A shrill police siren pierced the stillness of my vain reverie; my mind landed back on the real world. I could see a police jeep escorting a sleek black limousine carrying a minister. "Oh! What a life he has! Limo, money-black or white, who cares! If only I could be a minister," I sighed. The sky was reddening in the evening twilight and on the street was sparse activity. I was strolling around when I realised I had not had anything but breakfast. My starving belly dragged my weary legs home, where I stuffed myself with whatever I could find in the kitchen cupboard. After I was full, I succumbed to the day's fatigue. But I did not have a dream, nor did anyone or anything disturb my nap.
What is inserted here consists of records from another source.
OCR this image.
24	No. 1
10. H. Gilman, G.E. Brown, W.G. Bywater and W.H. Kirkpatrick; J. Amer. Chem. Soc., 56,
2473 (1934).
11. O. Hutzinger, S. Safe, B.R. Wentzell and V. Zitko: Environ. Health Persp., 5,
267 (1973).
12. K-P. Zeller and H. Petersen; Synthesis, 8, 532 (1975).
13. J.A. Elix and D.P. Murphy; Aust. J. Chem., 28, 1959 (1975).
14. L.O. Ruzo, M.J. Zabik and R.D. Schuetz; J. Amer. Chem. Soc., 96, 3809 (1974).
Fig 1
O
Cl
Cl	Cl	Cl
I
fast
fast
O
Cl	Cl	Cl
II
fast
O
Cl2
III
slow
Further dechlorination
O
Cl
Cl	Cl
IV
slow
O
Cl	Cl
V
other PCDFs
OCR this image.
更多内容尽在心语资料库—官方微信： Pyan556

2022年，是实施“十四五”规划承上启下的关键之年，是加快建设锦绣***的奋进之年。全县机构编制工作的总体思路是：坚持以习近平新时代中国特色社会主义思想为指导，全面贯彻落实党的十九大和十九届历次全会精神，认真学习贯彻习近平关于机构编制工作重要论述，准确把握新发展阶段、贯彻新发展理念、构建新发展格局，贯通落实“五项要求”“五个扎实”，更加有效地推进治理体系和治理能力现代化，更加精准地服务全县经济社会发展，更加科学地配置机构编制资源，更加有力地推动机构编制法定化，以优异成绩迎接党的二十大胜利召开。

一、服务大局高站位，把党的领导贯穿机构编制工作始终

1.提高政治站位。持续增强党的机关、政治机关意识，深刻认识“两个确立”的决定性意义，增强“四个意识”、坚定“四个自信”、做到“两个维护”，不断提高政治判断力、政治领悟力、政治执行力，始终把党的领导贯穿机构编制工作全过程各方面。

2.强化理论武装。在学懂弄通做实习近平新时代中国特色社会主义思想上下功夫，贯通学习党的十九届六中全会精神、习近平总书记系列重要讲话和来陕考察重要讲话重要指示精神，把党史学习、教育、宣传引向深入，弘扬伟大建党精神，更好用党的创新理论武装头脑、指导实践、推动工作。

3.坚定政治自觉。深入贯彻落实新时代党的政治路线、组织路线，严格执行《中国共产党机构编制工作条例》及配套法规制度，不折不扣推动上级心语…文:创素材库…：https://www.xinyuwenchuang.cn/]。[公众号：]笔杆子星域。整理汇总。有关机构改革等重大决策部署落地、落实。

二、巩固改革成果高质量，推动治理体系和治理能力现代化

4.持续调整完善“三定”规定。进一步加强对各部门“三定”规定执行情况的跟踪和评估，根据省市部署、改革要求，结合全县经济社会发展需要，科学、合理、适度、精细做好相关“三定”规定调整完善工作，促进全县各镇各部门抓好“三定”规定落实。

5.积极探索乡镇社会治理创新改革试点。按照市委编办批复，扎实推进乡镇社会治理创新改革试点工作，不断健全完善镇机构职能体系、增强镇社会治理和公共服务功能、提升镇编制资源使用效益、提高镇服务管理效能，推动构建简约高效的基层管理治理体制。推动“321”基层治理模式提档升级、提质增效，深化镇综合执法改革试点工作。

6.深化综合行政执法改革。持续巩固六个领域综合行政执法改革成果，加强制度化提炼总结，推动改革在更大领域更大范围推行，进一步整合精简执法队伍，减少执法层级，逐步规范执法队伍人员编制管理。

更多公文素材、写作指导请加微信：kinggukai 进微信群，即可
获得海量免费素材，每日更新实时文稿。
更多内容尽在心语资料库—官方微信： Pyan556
When I woke up with a long yawn, the frustrating day played back into my mind. Were my dreams at the horizon, near enough to be seen but too far to be reached? Would my well-preserved certificates decay before they finally came to any use? An emphatic "No" rang in my head, not if I go abroad. Or else, I will rot in this country and nobody will even smell it. "Yes, my future's somewhere else!" I thought as I scrambled into the warmth of my blanket. The clock lazily rang 11 and sleep crept in. Peaceful sleep till late morning was what I wished upon a star, and this, at least, was to finally come true. The next day was a Nepal bandh!